Sekalipun persekusi dianggap
berbeda dengan main hakim sendiri. Namun tak dapat dihindari bahwa dalam
persekusi terdapat unsur main hakim sendiri. Jika benar tahapan persekusi sebagaimana
diuraikan di atas maka tahapan kedua dan tahapan ketiga adalah perbuatan main
hakim sendiri, bertindak di luar wewenang atau mengambil alih wewenang aparat
penegak hukum.
Dalam tahapan kedua yaitu
mensosialisasikan target sebagai orang yang telah melakukan pelanggaran hukum berpotensi
dapat dikategorikan perbuatan mencemarkan nama baik dan penghinaan.
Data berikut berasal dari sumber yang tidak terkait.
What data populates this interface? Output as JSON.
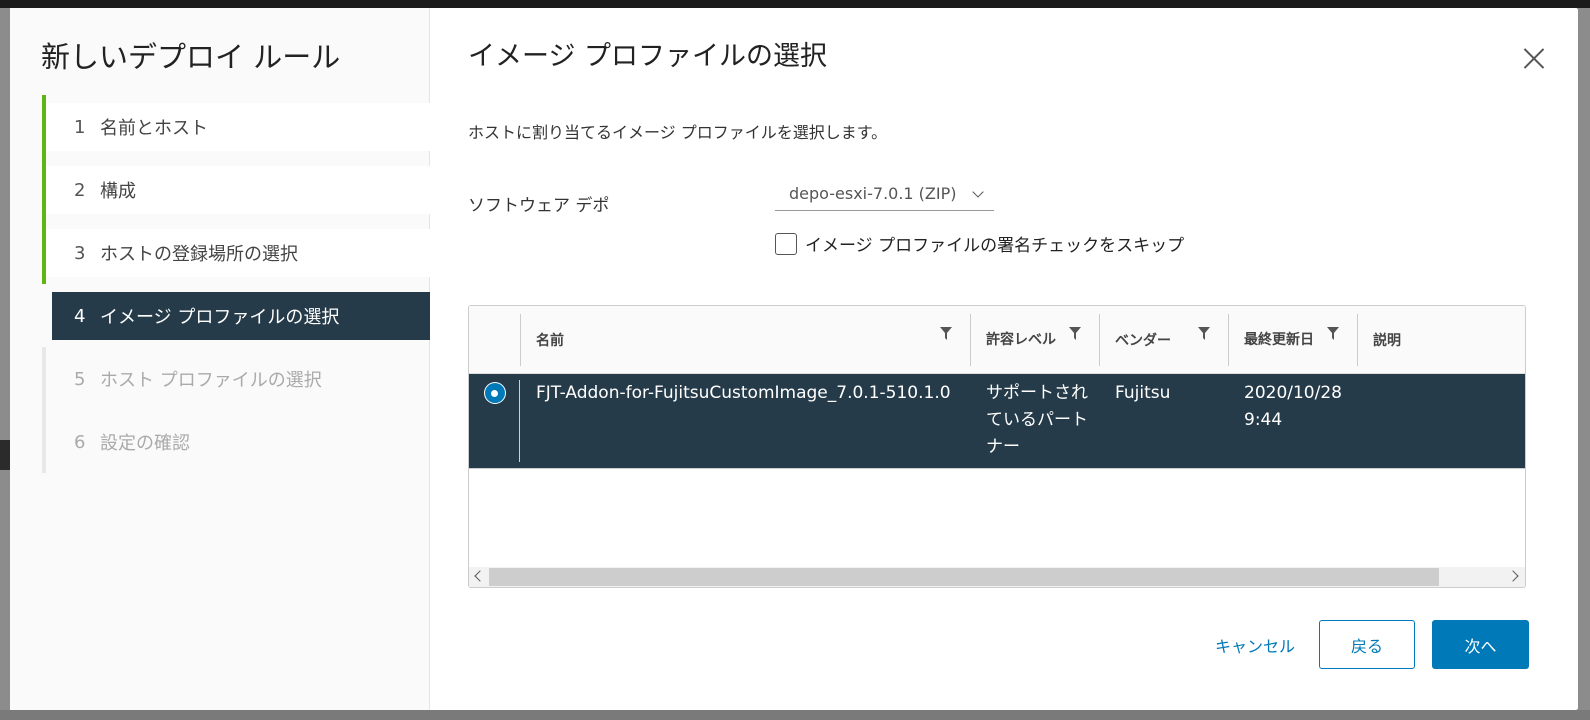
{
  "wizard": {
    "title": "新しいデプロイ ルール",
    "steps": [
      {
        "num": "1",
        "label": "名前とホスト"
      },
      {
        "num": "2",
        "label": "構成"
      },
      {
        "num": "3",
        "label": "ホストの登録場所の選択"
      },
      {
        "num": "4",
        "label": "イメージ プロファイルの選択"
      },
      {
        "num": "5",
        "label": "ホスト プロファイルの選択"
      },
      {
        "num": "6",
        "label": "設定の確認"
      }
    ]
  },
  "page": {
    "title": "イメージ プロファイルの選択",
    "description": "ホストに割り当てるイメージ プロファイルを選択します。",
    "depot_label": "ソフトウェア デポ",
    "depot_value": "depo-esxi-7.0.1 (ZIP)",
    "skip_check_label": "イメージ プロファイルの署名チェックをスキップ"
  },
  "grid": {
    "columns": {
      "name": "名前",
      "level": "許容レベル",
      "vendor": "ベンダー",
      "updated": "最終更新日",
      "description": "説明"
    },
    "rows": [
      {
        "name": "FJT-Addon-for-FujitsuCustomImage_7.0.1-510.1.0",
        "level": "サポートされているパートナー",
        "vendor": "Fujitsu",
        "updated": "2020/10/28 9:44",
        "description": ""
      }
    ]
  },
  "buttons": {
    "cancel": "キャンセル",
    "back": "戻る",
    "next": "次へ"
  },
  "colors": {
    "accent": "#0079b8",
    "selected": "#263b49",
    "progress": "#60b515"
  }
}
Dalam sebuah negara hukum tidak dibolehkan menuduh dan mengklaim seseorang telah bersalah sebagai orang yang telah melanggar hukum
contohnya mengklaim seseorang sebagai penghina atau penista agama hanya
berdasarkan status atau ujaran atau tulisan yang dibuatnya dalam media sosial.
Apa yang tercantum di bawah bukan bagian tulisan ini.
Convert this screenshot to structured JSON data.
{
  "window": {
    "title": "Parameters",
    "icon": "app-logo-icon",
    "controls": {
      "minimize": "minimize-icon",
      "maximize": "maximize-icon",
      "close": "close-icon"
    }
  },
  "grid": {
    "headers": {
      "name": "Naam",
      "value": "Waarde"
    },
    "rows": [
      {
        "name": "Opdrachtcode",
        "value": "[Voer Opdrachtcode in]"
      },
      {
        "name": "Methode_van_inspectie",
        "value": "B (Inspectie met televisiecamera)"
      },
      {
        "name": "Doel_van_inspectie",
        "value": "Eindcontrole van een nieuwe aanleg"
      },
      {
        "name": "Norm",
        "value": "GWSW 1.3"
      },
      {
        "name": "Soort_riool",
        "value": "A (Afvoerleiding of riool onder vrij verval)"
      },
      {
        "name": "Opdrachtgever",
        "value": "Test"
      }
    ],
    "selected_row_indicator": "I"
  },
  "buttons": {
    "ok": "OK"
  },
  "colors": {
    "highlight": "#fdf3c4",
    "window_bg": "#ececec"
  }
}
Semua itu idealnya harus dibuktikan dulu secara hukum. Sehingga kalaupun ada
temuan data tetap dengan menjunjung asas praduga tidak bersalah, sebagaimana
yang biasa digunakan dalam pemberitaan dengan menerapkan kode etik jurnalistik
yang ketat.
Dalam tahapan yang ketiga lebih
jelas lagi unsur main hakim sendiri. Mendatangi target beramai-ramai, "mengadili" dan kemudian mendesaknya mengakui perbuatan dan meminta si target menyatakan
secara tertulis permohonan maaf di atas selembar kertas bermeterai jelas adalah
tindakan sewenang-wenang. Karena jelas di situ sudah ada klaim bahkan seakan-akan
telah jatuh vonis bahwa memang si target betul dan bersalah telah melanggar
hukum sehingga dia harus menyampaikan permohonan maaf. Apalagi bila tindakan
tersebut disertai dengan melakukan kekerasan terhadap target.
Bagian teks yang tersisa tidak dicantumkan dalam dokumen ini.